It would have been exciting though. But, no, that wasn’t quite what he was looking for either. That, he supposed was why he truly painted, why he painted with such realism. He was searching for that other world, not one of his happiness, but one where he had true reason to exist. He needed to reflect it as clearly as he could, this warped mirror he saw in his dreams, where he stood a god among men, the world altering to his whims, and his own blood running down his wrist as he fell, betrayed by his own…

He had yet to make that painting, it was lingering, the yellow warehouse, but he had yet to commit it to canvas. Nevertheless, it haunted him.

“I suppose I’ll have to content myself with this then.”

“Yup, you’re just gonna have to be a shmuck like the rest of us.” Anna said, and then added, “Do you think I should do Chuck Norris next, I think I should do Chuck Norris next.”

And suddenly Light remembered why, although he was roommates with Anna and she was the closest thing he had to a friend, he sometimes couldn’t stand her, “I don’t care what you do next.”

“You should care, because the shortest distance between two points is whatever route Chuck Norris takes.” Anna said, causing him to look at her with raised eyebrows.

“I don’t even understand what that means.”

“Good, because Chuck Norris once felt fear, then he roundhouse kicked the mirror.”

“Don’t tell me this will be the next installation…” Light was already dreading it.

“I am inspired, Light, don’t ruin my inspiration.”

The doorbell chimed, they both turned to look, and then they both blanched.

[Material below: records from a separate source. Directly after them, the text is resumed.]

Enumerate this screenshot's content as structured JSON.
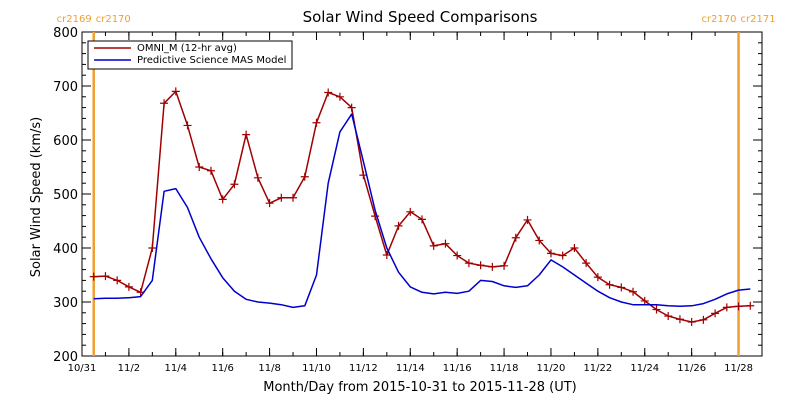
{
  "chart_data": {
    "type": "line",
    "title": "Solar Wind Speed Comparisons",
    "xlabel": "Month/Day from 2015-10-31 to 2015-11-28 (UT)",
    "ylabel": "Solar Wind Speed (km/s)",
    "xlim": [
      "2015-10-31",
      "2015-11-29"
    ],
    "ylim": [
      200,
      800
    ],
    "x_ticks": [
      {
        "date": "2015-10-31",
        "label": "10/31"
      },
      {
        "date": "2015-11-02",
        "label": "11/2"
      },
      {
        "date": "2015-11-04",
        "label": "11/4"
      },
      {
        "date": "2015-11-06",
        "label": "11/6"
      },
      {
        "date": "2015-11-08",
        "label": "11/8"
      },
      {
        "date": "2015-11-10",
        "label": "11/10"
      },
      {
        "date": "2015-11-12",
        "label": "11/12"
      },
      {
        "date": "2015-11-14",
        "label": "11/14"
      },
      {
        "date": "2015-11-16",
        "label": "11/16"
      },
      {
        "date": "2015-11-18",
        "label": "11/18"
      },
      {
        "date": "2015-11-20",
        "label": "11/20"
      },
      {
        "date": "2015-11-22",
        "label": "11/22"
      },
      {
        "date": "2015-11-24",
        "label": "11/24"
      },
      {
        "date": "2015-11-26",
        "label": "11/26"
      },
      {
        "date": "2015-11-28",
        "label": "11/28"
      }
    ],
    "y_ticks": [
      {
        "value": 200,
        "label": "200"
      },
      {
        "value": 300,
        "label": "300"
      },
      {
        "value": 400,
        "label": "400"
      },
      {
        "value": 500,
        "label": "500"
      },
      {
        "value": 600,
        "label": "600"
      },
      {
        "value": 700,
        "label": "700"
      },
      {
        "value": 800,
        "label": "800"
      }
    ],
    "legend_position": "top-left",
    "grid": false,
    "series": [
      {
        "name": "OMNI_M (12-hr avg)",
        "color": "#a00000",
        "marker": "plus",
        "x": [
          "2015-10-31 12:00",
          "2015-11-01 00:00",
          "2015-11-01 12:00",
          "2015-11-02 00:00",
          "2015-11-02 12:00",
          "2015-11-03 00:00",
          "2015-11-03 12:00",
          "2015-11-04 00:00",
          "2015-11-04 12:00",
          "2015-11-05 00:00",
          "2015-11-05 12:00",
          "2015-11-06 00:00",
          "2015-11-06 12:00",
          "2015-11-07 00:00",
          "2015-11-07 12:00",
          "2015-11-08 00:00",
          "2015-11-08 12:00",
          "2015-11-09 00:00",
          "2015-11-09 12:00",
          "2015-11-10 00:00",
          "2015-11-10 12:00",
          "2015-11-11 00:00",
          "2015-11-11 12:00",
          "2015-11-12 00:00",
          "2015-11-12 12:00",
          "2015-11-13 00:00",
          "2015-11-13 12:00",
          "2015-11-14 00:00",
          "2015-11-14 12:00",
          "2015-11-15 00:00",
          "2015-11-15 12:00",
          "2015-11-16 00:00",
          "2015-11-16 12:00",
          "2015-11-17 00:00",
          "2015-11-17 12:00",
          "2015-11-18 00:00",
          "2015-11-18 12:00",
          "2015-11-19 00:00",
          "2015-11-19 12:00",
          "2015-11-20 00:00",
          "2015-11-20 12:00",
          "2015-11-21 00:00",
          "2015-11-21 12:00",
          "2015-11-22 00:00",
          "2015-11-22 12:00",
          "2015-11-23 00:00",
          "2015-11-23 12:00",
          "2015-11-24 00:00",
          "2015-11-24 12:00",
          "2015-11-25 00:00",
          "2015-11-25 12:00",
          "2015-11-26 00:00",
          "2015-11-26 12:00",
          "2015-11-27 00:00",
          "2015-11-27 12:00",
          "2015-11-28 00:00",
          "2015-11-28 12:00"
        ],
        "values": [
          347,
          348,
          340,
          328,
          318,
          400,
          668,
          690,
          627,
          550,
          543,
          490,
          518,
          610,
          530,
          483,
          493,
          493,
          532,
          632,
          688,
          680,
          660,
          535,
          459,
          387,
          441,
          467,
          453,
          404,
          408,
          386,
          372,
          368,
          365,
          367,
          419,
          452,
          414,
          390,
          386,
          400,
          372,
          346,
          332,
          327,
          319,
          302,
          286,
          274,
          268,
          263,
          267,
          279,
          290,
          292,
          293
        ]
      },
      {
        "name": "Predictive Science MAS Model",
        "color": "#0000cc",
        "marker": "none",
        "x": [
          "2015-10-31 12:00",
          "2015-11-01 00:00",
          "2015-11-01 12:00",
          "2015-11-02 00:00",
          "2015-11-02 12:00",
          "2015-11-03 00:00",
          "2015-11-03 12:00",
          "2015-11-04 00:00",
          "2015-11-04 12:00",
          "2015-11-05 00:00",
          "2015-11-05 12:00",
          "2015-11-06 00:00",
          "2015-11-06 12:00",
          "2015-11-07 00:00",
          "2015-11-07 12:00",
          "2015-11-08 00:00",
          "2015-11-08 12:00",
          "2015-11-09 00:00",
          "2015-11-09 12:00",
          "2015-11-10 00:00",
          "2015-11-10 12:00",
          "2015-11-11 00:00",
          "2015-11-11 12:00",
          "2015-11-12 00:00",
          "2015-11-12 12:00",
          "2015-11-13 00:00",
          "2015-11-13 12:00",
          "2015-11-14 00:00",
          "2015-11-14 12:00",
          "2015-11-15 00:00",
          "2015-11-15 12:00",
          "2015-11-16 00:00",
          "2015-11-16 12:00",
          "2015-11-17 00:00",
          "2015-11-17 12:00",
          "2015-11-18 00:00",
          "2015-11-18 12:00",
          "2015-11-19 00:00",
          "2015-11-19 12:00",
          "2015-11-20 00:00",
          "2015-11-20 12:00",
          "2015-11-21 00:00",
          "2015-11-21 12:00",
          "2015-11-22 00:00",
          "2015-11-22 12:00",
          "2015-11-23 00:00",
          "2015-11-23 12:00",
          "2015-11-24 00:00",
          "2015-11-24 12:00",
          "2015-11-25 00:00",
          "2015-11-25 12:00",
          "2015-11-26 00:00",
          "2015-11-26 12:00",
          "2015-11-27 00:00",
          "2015-11-27 12:00",
          "2015-11-28 00:00",
          "2015-11-28 12:00"
        ],
        "values": [
          306,
          307,
          307,
          308,
          310,
          340,
          505,
          510,
          475,
          420,
          380,
          345,
          320,
          305,
          300,
          298,
          295,
          290,
          293,
          350,
          520,
          615,
          648,
          560,
          470,
          400,
          355,
          328,
          318,
          315,
          318,
          316,
          320,
          340,
          338,
          330,
          327,
          330,
          350,
          378,
          365,
          350,
          335,
          320,
          308,
          300,
          295,
          295,
          295,
          293,
          292,
          293,
          297,
          305,
          315,
          322,
          324
        ]
      }
    ],
    "annotations": [
      {
        "date": "2015-10-31 12:00",
        "left_label": "cr2169",
        "right_label": "cr2170",
        "color": "#f0a030"
      },
      {
        "date": "2015-11-28 00:00",
        "left_label": "cr2170",
        "right_label": "cr2171",
        "color": "#f0a030"
      }
    ]
  }
}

Standing there was their least favorite patron in the world, the obscenely rich yet obscenely creepy Ryuuga Hideki, or else Ryuzaki, or else Batman as Anna had often dubbed him.

“Oh shit.” Light said, which was rather unlike him but the situation deserved it.

Before he could tell Anna to deal with him she was gone, off in the back room, leaving him alone and the gallery salesman still out for dinner.

And Light remembered why, even when he dreamed he was a serial killer, he sometimes thought he should have been living that life instead.

**Author's Note:**

> Written for a 100th review where a reader asked for Light and Anna in a world sans death note to become starving artists.
> 
> Thanks for reading, comments, kudos, and bookmarks are greatly appreciated.


End file.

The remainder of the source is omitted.